The best part about this approach is that behavior problems will, I swear, be nipped in the bud.  Tantrums, defiance and rudeness will not be an issue as the child gets older.  A child that learns, before the age of four, to listen to her parents, be kind to others, clean up after herself and use her words rather than her temper will continue to do so (with consistent reinforcement) when she is older.  A person who feels they need to constantly correct the rudeness of a ten-year-old should have been more diligent when that child was two.  And, like training an elephant, handling a misbehaving two-year-old is a heckuvalot easier than handling an angry and frustrated pre-teen.

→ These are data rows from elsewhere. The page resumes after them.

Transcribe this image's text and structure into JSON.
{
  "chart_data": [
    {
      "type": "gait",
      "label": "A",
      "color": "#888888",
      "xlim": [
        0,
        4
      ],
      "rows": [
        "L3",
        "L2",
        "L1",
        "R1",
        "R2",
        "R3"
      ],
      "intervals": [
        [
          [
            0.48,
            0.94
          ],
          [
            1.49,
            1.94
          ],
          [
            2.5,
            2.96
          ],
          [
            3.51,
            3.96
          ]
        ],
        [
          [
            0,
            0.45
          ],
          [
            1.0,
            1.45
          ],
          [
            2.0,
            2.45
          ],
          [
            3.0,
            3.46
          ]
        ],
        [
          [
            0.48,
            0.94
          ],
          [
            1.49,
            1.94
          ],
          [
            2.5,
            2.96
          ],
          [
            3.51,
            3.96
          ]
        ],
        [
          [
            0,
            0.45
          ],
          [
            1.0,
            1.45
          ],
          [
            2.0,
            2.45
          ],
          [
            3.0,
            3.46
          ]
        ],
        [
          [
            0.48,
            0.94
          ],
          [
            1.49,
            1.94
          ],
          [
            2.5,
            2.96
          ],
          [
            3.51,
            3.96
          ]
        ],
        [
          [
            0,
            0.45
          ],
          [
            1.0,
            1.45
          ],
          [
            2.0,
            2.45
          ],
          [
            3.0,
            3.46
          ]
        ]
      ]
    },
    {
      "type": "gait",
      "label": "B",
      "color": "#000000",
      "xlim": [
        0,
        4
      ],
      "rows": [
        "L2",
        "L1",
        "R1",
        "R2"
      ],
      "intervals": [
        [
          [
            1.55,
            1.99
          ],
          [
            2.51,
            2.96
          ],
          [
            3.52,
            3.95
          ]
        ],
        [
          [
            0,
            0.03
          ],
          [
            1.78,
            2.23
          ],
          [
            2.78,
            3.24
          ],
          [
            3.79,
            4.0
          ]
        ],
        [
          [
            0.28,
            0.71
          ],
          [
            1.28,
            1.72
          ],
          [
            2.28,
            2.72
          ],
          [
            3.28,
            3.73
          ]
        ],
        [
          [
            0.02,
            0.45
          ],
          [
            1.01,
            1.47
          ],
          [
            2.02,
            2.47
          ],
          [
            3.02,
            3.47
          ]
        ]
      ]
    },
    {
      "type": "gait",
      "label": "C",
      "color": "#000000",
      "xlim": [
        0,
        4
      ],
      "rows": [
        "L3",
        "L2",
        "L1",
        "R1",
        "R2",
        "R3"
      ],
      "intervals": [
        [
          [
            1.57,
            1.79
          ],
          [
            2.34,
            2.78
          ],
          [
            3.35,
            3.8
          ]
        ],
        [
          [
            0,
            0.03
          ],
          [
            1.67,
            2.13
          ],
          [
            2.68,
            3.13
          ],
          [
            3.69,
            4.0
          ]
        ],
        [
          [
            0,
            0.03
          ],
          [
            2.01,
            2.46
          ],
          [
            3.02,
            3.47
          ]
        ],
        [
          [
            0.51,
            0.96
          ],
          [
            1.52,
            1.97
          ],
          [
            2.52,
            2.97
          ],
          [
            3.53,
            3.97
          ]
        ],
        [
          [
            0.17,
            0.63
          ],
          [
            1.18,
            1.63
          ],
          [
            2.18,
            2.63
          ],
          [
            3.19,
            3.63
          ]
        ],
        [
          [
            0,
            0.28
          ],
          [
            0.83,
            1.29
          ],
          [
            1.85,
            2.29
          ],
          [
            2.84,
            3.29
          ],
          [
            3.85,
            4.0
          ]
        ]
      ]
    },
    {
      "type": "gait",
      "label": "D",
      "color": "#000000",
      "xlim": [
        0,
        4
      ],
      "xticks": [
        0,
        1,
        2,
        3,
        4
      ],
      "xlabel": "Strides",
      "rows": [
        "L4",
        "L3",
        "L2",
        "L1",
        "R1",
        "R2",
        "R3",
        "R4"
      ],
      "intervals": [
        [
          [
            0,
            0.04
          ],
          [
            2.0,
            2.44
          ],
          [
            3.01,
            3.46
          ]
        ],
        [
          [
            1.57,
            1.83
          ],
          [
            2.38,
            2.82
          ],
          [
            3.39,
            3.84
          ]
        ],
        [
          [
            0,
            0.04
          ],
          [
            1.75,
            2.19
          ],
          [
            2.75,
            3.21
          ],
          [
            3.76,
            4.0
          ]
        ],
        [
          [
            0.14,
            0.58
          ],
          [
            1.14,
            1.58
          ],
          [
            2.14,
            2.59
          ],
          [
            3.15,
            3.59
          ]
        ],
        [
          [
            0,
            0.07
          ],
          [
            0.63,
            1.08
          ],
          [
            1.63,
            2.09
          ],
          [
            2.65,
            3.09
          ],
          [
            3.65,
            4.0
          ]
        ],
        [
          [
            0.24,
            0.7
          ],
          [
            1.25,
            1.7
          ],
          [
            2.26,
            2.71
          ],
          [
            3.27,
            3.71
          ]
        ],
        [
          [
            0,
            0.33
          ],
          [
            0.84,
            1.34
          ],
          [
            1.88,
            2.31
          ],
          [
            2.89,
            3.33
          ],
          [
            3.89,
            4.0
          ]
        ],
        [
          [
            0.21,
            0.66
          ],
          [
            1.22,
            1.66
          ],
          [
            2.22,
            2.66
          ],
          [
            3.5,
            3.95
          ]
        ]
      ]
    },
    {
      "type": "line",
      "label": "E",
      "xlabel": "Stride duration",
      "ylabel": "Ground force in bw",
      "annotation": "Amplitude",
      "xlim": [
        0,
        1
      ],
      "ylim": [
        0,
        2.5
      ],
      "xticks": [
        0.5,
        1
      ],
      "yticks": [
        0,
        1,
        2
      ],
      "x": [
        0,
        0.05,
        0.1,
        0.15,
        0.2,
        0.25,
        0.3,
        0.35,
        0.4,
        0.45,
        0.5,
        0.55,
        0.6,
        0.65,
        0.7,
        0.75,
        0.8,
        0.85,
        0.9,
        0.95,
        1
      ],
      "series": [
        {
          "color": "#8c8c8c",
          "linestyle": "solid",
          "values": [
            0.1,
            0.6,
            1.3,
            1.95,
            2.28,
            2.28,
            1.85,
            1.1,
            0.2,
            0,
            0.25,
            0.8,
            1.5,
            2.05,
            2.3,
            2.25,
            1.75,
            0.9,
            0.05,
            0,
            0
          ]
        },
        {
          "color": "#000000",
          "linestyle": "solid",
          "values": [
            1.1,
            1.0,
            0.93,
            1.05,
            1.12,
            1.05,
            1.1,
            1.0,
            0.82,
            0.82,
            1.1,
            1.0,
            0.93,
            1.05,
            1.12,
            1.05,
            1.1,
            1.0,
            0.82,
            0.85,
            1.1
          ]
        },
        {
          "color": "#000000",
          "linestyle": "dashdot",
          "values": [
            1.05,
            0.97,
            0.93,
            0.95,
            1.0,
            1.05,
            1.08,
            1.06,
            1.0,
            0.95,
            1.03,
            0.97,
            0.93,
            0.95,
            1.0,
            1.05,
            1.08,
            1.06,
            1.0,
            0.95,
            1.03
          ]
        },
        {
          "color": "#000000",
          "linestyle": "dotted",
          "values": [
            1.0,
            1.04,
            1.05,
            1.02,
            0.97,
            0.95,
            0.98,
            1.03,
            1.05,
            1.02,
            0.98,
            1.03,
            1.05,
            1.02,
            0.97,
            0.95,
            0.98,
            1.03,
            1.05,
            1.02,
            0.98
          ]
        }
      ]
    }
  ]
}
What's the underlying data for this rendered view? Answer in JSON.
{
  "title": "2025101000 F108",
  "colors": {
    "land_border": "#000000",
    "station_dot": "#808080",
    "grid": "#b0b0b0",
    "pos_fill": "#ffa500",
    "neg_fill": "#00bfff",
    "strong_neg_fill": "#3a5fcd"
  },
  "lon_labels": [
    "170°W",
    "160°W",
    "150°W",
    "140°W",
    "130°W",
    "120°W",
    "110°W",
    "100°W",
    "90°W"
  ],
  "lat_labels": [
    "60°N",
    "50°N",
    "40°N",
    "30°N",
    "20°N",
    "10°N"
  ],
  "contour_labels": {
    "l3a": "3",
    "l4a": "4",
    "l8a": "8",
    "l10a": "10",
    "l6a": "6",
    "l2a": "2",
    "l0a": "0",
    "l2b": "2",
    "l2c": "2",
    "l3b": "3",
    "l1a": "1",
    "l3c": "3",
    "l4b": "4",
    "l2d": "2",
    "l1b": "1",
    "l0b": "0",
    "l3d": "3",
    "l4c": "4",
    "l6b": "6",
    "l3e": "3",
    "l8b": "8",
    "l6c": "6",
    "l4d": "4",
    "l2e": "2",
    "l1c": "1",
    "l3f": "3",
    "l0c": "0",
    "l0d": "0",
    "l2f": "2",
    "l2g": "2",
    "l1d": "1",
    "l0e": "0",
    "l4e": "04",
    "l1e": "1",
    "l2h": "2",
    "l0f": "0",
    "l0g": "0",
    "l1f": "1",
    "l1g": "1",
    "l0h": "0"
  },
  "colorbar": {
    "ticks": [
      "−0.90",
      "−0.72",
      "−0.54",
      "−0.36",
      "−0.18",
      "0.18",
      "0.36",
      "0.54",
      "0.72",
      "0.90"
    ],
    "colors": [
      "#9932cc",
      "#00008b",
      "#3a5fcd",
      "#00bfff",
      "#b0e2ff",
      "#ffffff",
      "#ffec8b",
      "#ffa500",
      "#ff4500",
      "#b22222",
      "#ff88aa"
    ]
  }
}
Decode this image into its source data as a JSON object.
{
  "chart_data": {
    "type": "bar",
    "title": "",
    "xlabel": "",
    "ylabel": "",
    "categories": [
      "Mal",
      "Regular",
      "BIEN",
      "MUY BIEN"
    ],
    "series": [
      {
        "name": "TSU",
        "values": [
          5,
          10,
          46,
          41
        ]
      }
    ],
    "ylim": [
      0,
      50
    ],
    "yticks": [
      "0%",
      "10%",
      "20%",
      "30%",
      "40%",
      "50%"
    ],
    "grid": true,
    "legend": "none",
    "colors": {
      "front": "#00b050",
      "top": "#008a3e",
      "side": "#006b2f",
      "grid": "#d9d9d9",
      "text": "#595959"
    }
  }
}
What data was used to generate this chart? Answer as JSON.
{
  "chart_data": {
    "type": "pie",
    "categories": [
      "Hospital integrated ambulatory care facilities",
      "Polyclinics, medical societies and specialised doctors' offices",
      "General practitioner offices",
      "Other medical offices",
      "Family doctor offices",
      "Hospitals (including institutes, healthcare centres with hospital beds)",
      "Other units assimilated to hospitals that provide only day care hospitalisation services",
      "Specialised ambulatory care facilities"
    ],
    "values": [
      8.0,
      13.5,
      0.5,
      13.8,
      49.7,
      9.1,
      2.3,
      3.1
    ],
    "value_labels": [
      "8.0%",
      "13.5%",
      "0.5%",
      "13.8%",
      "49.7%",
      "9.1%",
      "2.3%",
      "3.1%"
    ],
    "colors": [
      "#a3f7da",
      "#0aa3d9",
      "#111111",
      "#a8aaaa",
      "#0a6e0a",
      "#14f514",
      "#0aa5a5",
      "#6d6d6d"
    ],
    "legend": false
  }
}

So, while I would totally agree that they are only babies once and that babies need to be loved, I would remind parents that a frown to a twelve-month-old will equal a spank to a two-year-old will equal a month of being grounded to a twelve-year-old will equal six months in juvenile hall to a fifteen-year-old.  Figure that into your calculations while you’re trying to tally up seconds in “time-out” for your little one who has just broken your antique sugar bowl over the dog’s head.  And if these calculations are anywhere near accurate, which I believe they are, then I am indeed justified in bossing the unborn.

“Morgan, settle down, mommy is trying to type.”